申告漏れを指摘されたのは東京・小金井市市議会議長をかつて務め、3年前に亡くなった男性の遺族6人です。関係者によりますと遺族は男性がJRの駅前に所有していた土地を相続しましたが、この土地は男性が生前にマンションの開発業者に売却する契約を結んでいたということです。

 

売却が決まっている土地を相続した場合、相続税は土地の評価額ではなく契約金額に基づいて計算することになっています。

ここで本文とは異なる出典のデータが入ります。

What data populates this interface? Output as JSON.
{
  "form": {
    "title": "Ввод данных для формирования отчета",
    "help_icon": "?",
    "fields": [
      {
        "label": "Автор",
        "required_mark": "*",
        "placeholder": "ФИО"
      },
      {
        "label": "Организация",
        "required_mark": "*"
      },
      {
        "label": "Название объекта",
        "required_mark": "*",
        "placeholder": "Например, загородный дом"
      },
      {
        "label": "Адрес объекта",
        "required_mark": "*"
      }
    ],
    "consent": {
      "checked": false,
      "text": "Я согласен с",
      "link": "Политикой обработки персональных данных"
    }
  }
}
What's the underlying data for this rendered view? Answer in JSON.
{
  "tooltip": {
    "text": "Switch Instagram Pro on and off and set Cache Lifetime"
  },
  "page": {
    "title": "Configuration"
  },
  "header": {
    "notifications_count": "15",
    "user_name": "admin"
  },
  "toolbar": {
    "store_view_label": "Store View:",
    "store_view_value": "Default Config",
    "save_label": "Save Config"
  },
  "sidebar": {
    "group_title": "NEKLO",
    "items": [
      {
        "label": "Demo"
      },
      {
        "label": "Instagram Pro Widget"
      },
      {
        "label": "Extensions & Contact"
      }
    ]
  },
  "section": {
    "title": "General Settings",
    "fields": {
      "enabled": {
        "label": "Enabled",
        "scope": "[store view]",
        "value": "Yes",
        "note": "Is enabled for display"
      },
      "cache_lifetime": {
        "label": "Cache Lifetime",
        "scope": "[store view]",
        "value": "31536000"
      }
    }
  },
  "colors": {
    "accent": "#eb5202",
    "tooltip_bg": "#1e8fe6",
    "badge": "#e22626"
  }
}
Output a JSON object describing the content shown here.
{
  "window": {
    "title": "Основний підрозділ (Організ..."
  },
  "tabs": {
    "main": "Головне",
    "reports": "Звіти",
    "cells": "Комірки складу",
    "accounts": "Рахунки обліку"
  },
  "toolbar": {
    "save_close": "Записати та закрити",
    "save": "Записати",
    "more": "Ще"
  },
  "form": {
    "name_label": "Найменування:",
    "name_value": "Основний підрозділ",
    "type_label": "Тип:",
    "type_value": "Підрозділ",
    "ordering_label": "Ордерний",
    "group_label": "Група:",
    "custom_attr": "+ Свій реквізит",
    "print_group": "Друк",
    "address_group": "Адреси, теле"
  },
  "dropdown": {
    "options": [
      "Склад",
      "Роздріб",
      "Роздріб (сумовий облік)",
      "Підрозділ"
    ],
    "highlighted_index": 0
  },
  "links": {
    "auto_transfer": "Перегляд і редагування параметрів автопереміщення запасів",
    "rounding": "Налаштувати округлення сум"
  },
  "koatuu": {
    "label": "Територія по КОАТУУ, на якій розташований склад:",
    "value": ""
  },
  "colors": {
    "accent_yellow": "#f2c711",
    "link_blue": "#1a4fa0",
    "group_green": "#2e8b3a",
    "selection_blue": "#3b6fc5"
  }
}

しかし、男性が亡くなる2日前に売却契約を解除していたとする不動産登記が、遺族が土地を相続したあとになって行われ、契約金額の半分にも満たない評価額に基づいて相続税が計算されていたということです。

 

これについて東京国税局は相続税を不当に減らそうとしたと判断しておよそ13億円の申告漏れを指摘し、重加算税を含むおよそ8億円を追徴課税したということです。

 

(略)

 

http://www3.nhk.or.jp/news/html/20170712/k10011054991000.html

 

上記の文章だけ読んでいると、真偽不明としか言えないのですが。
ところが、先があるのが、ネットの時代って、恐ろしいところ。

 

まず、NHKの報道映像中で、上記JR駅は東小金井駅だと分かること。
これが、将来、物件特定の有力な情報になるのは、言うまでもなく。

 

更に、映像中には、黒消しがあるものの、不動産登記情報が出ているのですね。

 

平成26年10月2日相続で、売買契約の解除は平成26年9月30日付です。

これらの登記は、相続が平成26年12月8日付で、解除が12月1日付仮登記抹消。

 

で、解除された売買契約は、そもそもいつ締結されたのかですが。
売買契約日は平成26年5月29日で、所有権移転仮登記は6月13日付と分かります。

 

たぶん、ネットで有料の登記情報を当たれば、この土地は特定できますね。
NHKの黒消しした登記簿謄本の黒消しなしを取得することも可能でしょう。

 

これだけでも、相当恐ろしいことですが。
実は、もっと、恐ろしいことがあるのです。

 

それは、登記簿の最後で、平成27年1月9日売買、同日登記が分かること。
売買契約を9月末解除した登記は12月8日で、翌年1月9日には売却している

 

いや、これって……。

 

もし売却先が、一旦解除した先なら、もう真っ黒けの世界。

普通、そう思いますね。

 

ここで映像が切れているので、確実なことは分かりませんが。

 

あぁ、誰か、登記情報取得して欲しいなぁ。
自分でやれよですが、まぁご勘弁。

 

皆さん、NHKの動画が視聴できる間に見ることお勧めです。
あ、誰かがYouTubeに載せちゃうかもしれませんが。

 

で、追加での専門誌の取材を期待したいですね。
要するに、本人の生前の病状などがどうだったのかなどですが。

 

上記NHK取材で、被相続人の身分情報がかなりの程度出ているので。
周囲に取材すれば、ヒアリングで、相当のことが分かるでしょう。

 

というか、いずれは、裁決例で殆どの情報が出てきますね。
その前に、この事件、丸裸状態になってしまうのかもしれませんが。

 

(税理士・公認会計士 濱田康宏)

 

平成29年7月13日(木)7:16
司法書士の内藤卓先生の指摘で、日付部分を一部訂正しました。
内藤先生、ありがとうございます。